Throughout the novel, Eszter is depicted doing something compulsively behind closed doors. Rix translates it as “copying,” “mimicking,” “playing out,” and “reliving.” She uses her own face and body to mimic people from books, images from art history, scenes from her life. She becomes a student of the subtlest gestures and facial expressions. She even uses facial mimicry before a mirror in attempts to understand those closest to her, confessing to her lover, “I have often copied the way you looked at me that evening.” Eszter’s own face, however, is repeatedly associated with blankness: “when I’m not made up my face looks almost featureless; I wear a series of masks rather than a head.” The consummate actress, Eszter’s growth as a performer inverts a popular vision of creativity: art for her is an escape from self-expression. It’s also the only means of “acting out” available to her in a dangerous political environment with shifting, censoring expectations of how citizens account for themselves. She apologizes to her lover for all the things she failed to say: “as a child I was so quiet I never learned to talk very well.”

If I suggest the poignancy of Eszter as a kind of lonely mimic, it’s in part because the voluble, pitiless, petty, repetitive, sour-hearted narrator of The Fawn isn’t always easy company. Fans of Szabó’s powerful, gut-punch of a novel The Door will welcome this earlier effort at a complex representation of “terrible” women, class differences, prickly love, and flinty survivorship.

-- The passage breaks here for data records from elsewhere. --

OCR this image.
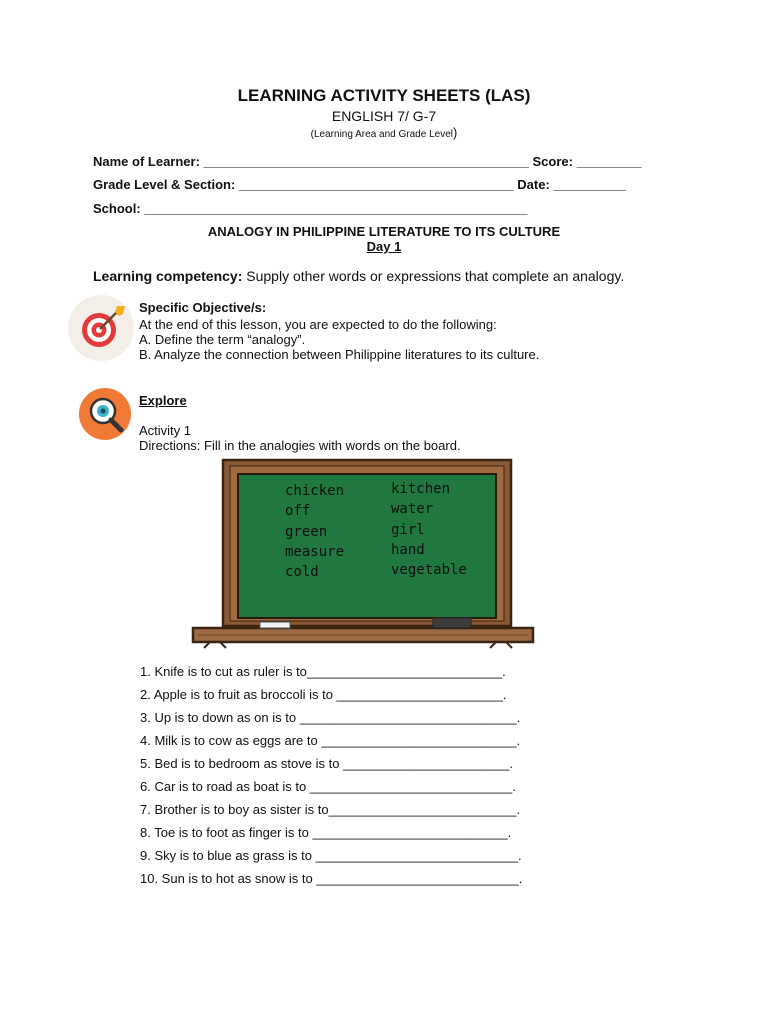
LEARNING ACTIVITY SHEETS (LAS)
ENGLISH 7/ G-7
(Learning Area and Grade Level)
Name of Learner: _____________________________________________ Score: _________
Grade Level & Section: ______________________________________ Date: __________
School: _____________________________________________________
ANALOGY IN PHILIPPINE LITERATURE TO ITS CULTURE
Day 1
Learning competency: Supply other words or expressions that complete an analogy.
Specific Objective/s:
At the end of this lesson, you are expected to do the following:
A. Define the term “analogy”.
B. Analyze the connection between Philippine literatures to its culture.
Explore
Activity 1
Directions: Fill in the analogies with words on the board.
chicken
off
green
measure
cold
kitchen
water
girl
hand
vegetable
1. Knife is to cut as ruler is to___________________________.
2. Apple is to fruit as broccoli is to _______________________.
3. Up is to down as on is to ______________________________.
4. Milk is to cow as eggs are to ___________________________.
5. Bed is to bedroom as stove is to _______________________.
6. Car is to road as boat is to ____________________________.
7. Brother is to boy as sister is to__________________________.
8. Toe is to foot as finger is to ___________________________.
9. Sky is to blue as grass is to ____________________________.
10. Sun is to hot as snow is to ____________________________.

Refreshingly, movingly, Eszter is a character who has never come to terms with anything, a character who doesn’t, to lift a compliment from the novel, feel she has to sing to show us her teeth, “like the wolf in the story.” The novel is gripping less for its plunge towards a melodramatic reveal than for Eszter herself: in Szabó’s careful hands, she exists beyond redemption but firmly within the grasp of sympathy and identification.